The standard enterprise path to deploying an AI agent now is pretty baked in. Take a capable foundation model, fine-tune it on domain-specific data, embed it as the reasoning core of an agent, and ship it. It’s a reasonable approach and has also become routine in ways that are starting to outpace the governance around it.
A new report from the Center for Democracy and Technology’s AI Governance Lab, produced with MIT’s Algorithmic Alignment Group, identifies a structural problem running through that sequence — one that becomes considerably more serious the moment the model is operating as an agent rather than a tool a human interacts with directly.

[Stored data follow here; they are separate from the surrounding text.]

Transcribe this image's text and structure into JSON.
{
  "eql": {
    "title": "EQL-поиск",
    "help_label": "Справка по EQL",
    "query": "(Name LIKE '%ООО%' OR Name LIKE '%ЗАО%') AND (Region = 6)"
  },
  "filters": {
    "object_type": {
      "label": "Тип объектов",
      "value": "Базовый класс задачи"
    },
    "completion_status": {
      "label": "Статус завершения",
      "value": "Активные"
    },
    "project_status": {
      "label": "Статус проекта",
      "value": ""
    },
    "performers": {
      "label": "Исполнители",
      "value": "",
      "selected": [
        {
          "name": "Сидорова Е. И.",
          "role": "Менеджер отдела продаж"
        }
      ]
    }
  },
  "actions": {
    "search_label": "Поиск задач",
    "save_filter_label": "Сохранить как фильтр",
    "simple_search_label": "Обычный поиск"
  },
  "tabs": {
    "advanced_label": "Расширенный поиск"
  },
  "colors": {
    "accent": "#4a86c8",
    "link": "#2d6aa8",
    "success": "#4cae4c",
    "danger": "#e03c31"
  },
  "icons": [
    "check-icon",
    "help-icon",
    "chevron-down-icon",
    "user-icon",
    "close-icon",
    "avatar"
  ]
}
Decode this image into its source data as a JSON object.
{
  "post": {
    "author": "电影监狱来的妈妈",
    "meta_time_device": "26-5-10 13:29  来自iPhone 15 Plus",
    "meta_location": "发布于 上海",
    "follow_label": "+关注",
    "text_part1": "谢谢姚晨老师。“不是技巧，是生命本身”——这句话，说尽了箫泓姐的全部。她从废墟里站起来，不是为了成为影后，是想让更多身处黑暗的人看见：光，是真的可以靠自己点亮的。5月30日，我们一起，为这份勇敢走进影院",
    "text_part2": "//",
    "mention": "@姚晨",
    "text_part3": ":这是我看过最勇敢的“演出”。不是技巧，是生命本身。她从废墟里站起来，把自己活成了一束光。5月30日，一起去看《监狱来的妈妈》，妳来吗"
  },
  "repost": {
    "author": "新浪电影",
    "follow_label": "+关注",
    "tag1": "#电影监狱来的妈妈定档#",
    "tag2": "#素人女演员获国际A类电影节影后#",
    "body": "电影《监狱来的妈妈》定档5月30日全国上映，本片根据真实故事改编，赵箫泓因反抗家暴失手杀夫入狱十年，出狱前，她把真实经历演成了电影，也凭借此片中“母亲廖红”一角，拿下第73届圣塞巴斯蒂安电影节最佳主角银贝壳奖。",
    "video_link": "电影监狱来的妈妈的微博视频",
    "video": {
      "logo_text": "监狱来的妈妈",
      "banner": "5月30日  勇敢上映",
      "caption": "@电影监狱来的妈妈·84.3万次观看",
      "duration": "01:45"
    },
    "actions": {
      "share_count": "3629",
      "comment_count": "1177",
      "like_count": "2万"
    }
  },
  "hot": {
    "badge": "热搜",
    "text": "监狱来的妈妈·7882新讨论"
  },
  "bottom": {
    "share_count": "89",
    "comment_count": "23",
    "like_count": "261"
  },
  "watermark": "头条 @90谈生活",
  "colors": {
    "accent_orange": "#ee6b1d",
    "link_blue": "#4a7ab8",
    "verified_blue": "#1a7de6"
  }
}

The research examined 31 foundation models fine-tuned for medical and legal applications, comparing their safety characteristics against the base models they derived from. The core finding shows that fine-tuning shifts a model’s safety behaviour in ways that cannot be predicted in advance, cannot be inferred from the scope of the modification, and do not stay confined to the domain being tuned. A model fine-tuned for specialised medical tasks was found to generate detailed guidance on harm methods that the base model refused outright. A legal variant produced content the base model would not. In both cases the training data was benign and the intended use legitimate. The safety degradation was a side effect, which is precisely what makes it hard to screen for.

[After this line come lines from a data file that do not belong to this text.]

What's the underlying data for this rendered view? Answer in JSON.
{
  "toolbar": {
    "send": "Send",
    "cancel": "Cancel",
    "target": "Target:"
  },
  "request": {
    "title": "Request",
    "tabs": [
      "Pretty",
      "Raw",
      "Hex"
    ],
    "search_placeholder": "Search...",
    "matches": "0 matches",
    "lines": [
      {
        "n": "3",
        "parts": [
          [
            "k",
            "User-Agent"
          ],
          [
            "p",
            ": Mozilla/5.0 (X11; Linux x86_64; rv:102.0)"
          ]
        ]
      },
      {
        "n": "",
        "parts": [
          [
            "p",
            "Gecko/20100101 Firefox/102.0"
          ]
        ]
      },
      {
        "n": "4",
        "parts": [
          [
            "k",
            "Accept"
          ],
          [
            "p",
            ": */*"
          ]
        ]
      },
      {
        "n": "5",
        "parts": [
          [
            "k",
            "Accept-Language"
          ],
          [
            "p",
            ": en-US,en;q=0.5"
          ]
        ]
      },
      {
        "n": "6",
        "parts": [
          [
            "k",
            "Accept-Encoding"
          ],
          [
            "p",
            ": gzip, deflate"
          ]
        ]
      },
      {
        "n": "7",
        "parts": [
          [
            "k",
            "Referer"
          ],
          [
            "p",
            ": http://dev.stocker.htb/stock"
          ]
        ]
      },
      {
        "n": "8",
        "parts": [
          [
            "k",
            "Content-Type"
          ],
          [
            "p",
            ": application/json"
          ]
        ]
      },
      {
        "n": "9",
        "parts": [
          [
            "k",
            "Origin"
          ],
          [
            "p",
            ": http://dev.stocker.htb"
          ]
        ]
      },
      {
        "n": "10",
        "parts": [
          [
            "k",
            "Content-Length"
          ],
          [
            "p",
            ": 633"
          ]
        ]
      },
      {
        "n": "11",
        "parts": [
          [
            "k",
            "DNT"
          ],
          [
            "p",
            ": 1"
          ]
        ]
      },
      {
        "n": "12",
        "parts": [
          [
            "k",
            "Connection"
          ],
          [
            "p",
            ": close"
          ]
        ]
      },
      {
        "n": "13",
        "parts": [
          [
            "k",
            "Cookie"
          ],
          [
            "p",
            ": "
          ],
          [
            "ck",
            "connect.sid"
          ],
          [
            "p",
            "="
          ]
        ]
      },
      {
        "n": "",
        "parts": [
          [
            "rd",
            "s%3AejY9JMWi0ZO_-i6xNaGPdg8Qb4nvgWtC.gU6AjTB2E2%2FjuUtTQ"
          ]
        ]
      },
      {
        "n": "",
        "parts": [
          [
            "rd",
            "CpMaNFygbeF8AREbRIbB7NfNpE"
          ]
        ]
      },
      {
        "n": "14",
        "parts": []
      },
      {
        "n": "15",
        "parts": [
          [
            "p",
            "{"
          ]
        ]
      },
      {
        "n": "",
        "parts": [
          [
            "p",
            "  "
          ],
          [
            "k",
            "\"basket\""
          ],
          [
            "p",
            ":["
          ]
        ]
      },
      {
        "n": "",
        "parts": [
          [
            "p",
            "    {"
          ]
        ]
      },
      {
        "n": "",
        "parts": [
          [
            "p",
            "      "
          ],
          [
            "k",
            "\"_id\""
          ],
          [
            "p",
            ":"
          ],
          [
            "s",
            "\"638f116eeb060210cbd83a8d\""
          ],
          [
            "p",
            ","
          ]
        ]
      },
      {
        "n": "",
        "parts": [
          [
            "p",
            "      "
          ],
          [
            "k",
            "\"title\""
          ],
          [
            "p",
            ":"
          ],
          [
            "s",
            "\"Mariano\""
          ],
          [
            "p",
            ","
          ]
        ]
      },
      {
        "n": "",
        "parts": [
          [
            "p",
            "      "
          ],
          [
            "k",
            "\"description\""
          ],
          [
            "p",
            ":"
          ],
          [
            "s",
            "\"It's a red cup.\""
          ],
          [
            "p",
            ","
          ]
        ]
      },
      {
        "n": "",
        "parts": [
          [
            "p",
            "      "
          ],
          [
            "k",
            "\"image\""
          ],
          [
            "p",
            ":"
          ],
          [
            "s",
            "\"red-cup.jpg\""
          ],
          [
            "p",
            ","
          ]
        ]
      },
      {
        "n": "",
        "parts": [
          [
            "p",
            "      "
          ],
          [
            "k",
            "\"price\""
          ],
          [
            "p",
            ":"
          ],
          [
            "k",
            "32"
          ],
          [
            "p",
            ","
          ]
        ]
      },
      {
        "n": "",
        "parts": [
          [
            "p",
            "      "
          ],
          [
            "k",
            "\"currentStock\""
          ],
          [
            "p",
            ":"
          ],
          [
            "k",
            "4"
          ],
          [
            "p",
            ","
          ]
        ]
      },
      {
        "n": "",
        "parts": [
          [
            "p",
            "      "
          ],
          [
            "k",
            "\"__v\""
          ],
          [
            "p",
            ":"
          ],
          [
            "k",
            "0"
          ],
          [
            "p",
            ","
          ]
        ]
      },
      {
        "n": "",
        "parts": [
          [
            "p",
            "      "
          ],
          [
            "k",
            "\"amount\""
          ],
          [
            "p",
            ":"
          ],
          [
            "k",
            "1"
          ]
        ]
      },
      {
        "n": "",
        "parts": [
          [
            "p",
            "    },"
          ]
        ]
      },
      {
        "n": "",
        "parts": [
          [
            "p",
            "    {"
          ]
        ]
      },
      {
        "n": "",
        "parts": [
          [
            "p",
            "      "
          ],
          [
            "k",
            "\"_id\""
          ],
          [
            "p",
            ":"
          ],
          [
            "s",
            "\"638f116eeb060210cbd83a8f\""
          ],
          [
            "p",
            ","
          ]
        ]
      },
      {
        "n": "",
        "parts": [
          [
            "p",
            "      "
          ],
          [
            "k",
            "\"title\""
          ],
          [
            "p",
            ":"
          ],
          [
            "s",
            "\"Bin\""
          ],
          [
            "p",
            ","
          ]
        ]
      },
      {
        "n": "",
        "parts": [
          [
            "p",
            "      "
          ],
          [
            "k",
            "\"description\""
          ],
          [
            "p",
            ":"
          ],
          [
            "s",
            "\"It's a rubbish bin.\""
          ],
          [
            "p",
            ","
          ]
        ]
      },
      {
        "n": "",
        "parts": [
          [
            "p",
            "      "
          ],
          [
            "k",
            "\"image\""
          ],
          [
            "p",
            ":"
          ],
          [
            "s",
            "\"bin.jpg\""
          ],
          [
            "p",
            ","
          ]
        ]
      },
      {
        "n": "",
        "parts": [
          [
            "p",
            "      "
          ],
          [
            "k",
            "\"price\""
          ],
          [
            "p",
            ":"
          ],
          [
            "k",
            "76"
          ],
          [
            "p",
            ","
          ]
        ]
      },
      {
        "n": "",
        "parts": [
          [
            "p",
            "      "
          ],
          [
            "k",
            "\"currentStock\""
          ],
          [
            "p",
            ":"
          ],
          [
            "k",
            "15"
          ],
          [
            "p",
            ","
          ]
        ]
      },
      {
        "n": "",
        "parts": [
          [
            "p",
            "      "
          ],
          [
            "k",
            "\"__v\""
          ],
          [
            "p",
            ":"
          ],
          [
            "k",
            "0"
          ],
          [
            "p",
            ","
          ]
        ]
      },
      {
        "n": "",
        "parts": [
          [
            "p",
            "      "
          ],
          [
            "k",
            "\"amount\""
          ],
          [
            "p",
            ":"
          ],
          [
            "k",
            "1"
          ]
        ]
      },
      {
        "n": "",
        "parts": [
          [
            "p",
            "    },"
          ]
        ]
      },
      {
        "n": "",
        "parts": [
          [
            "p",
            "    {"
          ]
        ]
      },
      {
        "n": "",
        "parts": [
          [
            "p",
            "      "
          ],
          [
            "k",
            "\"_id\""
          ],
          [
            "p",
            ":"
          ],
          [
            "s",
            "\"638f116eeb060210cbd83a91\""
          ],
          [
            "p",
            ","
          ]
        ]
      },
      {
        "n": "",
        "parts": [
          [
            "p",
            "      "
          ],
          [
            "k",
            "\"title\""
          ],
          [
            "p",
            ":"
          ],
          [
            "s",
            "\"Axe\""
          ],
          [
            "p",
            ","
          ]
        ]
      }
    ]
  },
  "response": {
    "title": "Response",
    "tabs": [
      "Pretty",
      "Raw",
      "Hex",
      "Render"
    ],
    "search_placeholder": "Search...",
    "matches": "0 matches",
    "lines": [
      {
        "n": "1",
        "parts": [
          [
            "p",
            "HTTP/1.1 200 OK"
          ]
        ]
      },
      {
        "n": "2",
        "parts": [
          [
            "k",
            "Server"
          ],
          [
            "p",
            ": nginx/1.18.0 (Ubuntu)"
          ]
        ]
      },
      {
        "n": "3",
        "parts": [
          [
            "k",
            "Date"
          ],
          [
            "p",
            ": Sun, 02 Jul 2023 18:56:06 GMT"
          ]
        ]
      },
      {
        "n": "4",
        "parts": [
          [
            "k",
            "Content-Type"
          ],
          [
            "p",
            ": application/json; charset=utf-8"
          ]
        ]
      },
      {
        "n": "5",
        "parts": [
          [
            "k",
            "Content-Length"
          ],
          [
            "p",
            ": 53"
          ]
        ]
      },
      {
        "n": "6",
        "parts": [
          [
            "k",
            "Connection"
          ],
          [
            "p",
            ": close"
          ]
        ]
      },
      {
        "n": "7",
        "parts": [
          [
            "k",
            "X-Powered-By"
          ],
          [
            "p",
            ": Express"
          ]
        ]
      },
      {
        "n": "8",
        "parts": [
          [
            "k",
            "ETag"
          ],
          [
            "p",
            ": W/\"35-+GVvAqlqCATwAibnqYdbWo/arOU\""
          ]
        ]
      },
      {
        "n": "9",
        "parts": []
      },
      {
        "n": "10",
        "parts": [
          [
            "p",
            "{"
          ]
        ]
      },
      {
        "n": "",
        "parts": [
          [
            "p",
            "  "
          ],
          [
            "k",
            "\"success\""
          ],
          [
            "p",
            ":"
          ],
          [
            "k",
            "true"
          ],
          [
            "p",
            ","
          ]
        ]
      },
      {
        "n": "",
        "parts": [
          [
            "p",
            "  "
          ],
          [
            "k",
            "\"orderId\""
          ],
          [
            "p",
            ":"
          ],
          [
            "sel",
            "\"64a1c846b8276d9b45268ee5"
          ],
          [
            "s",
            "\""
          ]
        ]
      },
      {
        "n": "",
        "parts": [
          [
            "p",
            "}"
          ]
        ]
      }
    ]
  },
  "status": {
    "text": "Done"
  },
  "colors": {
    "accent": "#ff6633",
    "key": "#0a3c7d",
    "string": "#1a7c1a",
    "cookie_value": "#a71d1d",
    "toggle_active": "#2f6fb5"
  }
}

The CDT researchers call this “safety drift.” It can go in either direction. The direction cannot be reliably anticipated from the training process, which is precisely what makes it a deployment problem rather than just a research one. For a model a human queries directly, safety drift is a problem. For a model running as the core of an autonomous agent, it’s a different category of problem entirely.

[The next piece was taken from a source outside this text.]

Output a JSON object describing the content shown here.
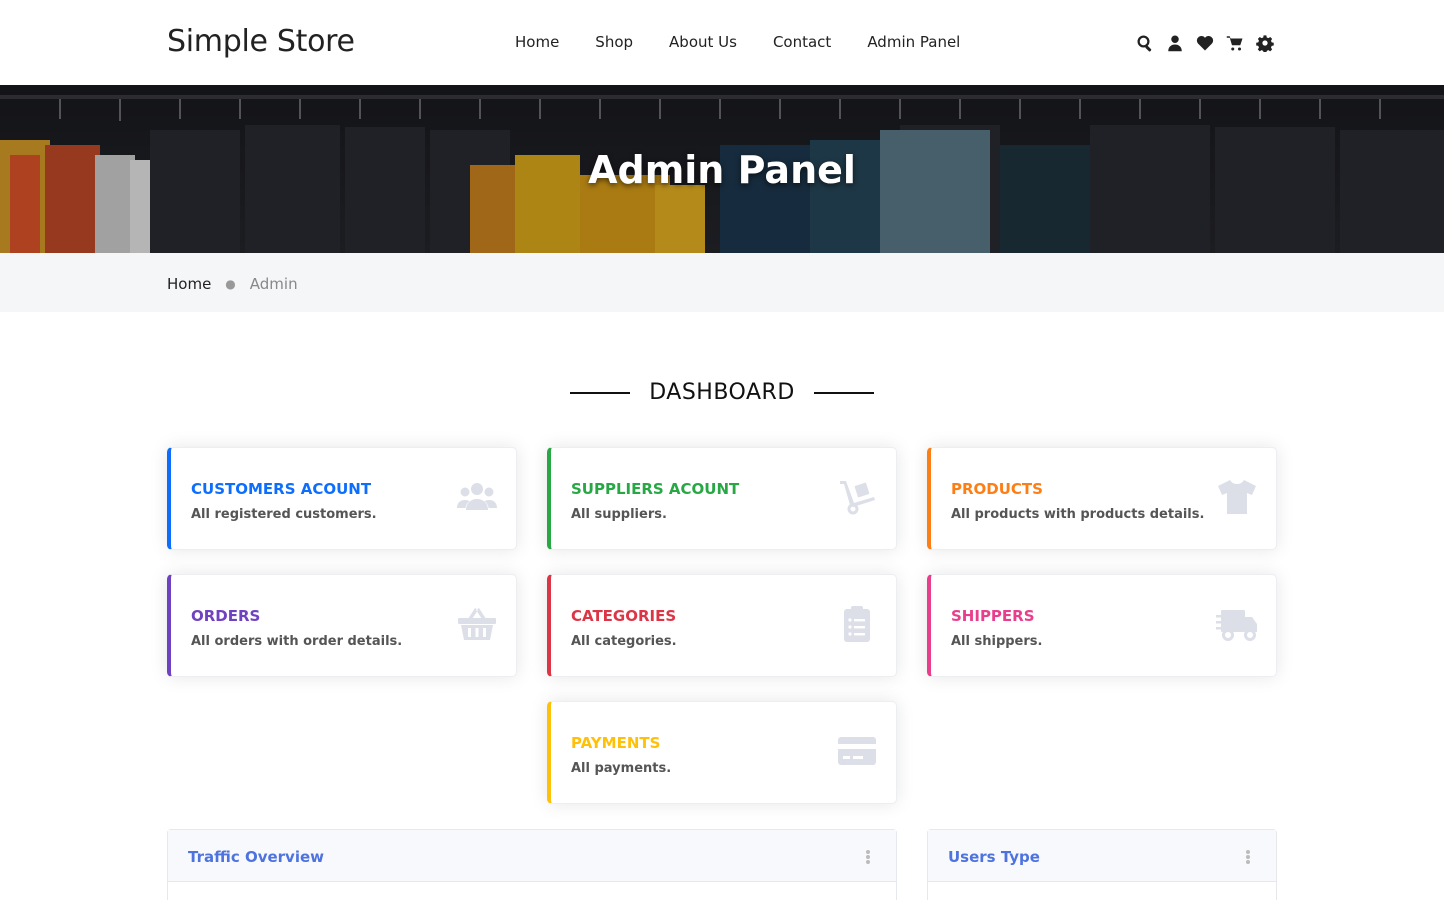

Agents do not pause for human review before acting. They invoke tools, write communications, query databases, and execute transactions — often in sequences where no human sees the intermediate steps. If the model at the centre of that system has drifted in a domain no one thought to check, the agent acts on it anyway. With 57% of organisations now running agents in production — per LangChain’s 2026 State of AI Agents report — this is not a theoretical exposure, it’s already distributed across thousands of live deployments.
The report’s most pointed governance finding is about accountability, specifically, how badly current frameworks map to where risk actually sits. Most governance approaches treat degree of modification as the primary trigger for scrutiny. The CDT research shows this logic does not hold. Safety drift does not correlate with how much a model was changed. A small fine-tune on harmless data can produce material safety failures; a more extensive modification may not.
The result is a gap that lands on the enterprise deployer. The foundation model provider built and tested a safe base model, but has no visibility into how downstream fine-tuning altered it. The deployer modified the model and embedded it in an agent, but likely never re-evaluated safety after fine-tuning, because no standard yet requires it. When something goes wrong, the agent has already acted, and accountability is genuinely unclear.
The CDT report calls for responsibility to be allocated by expertise rather than modification, shared safety evaluation infrastructure, and formalised transparency mechanisms between providers and deployers. None of those exist in any standardised form today but will be garnering more attention as the industry becomes increasingly agentic in nature.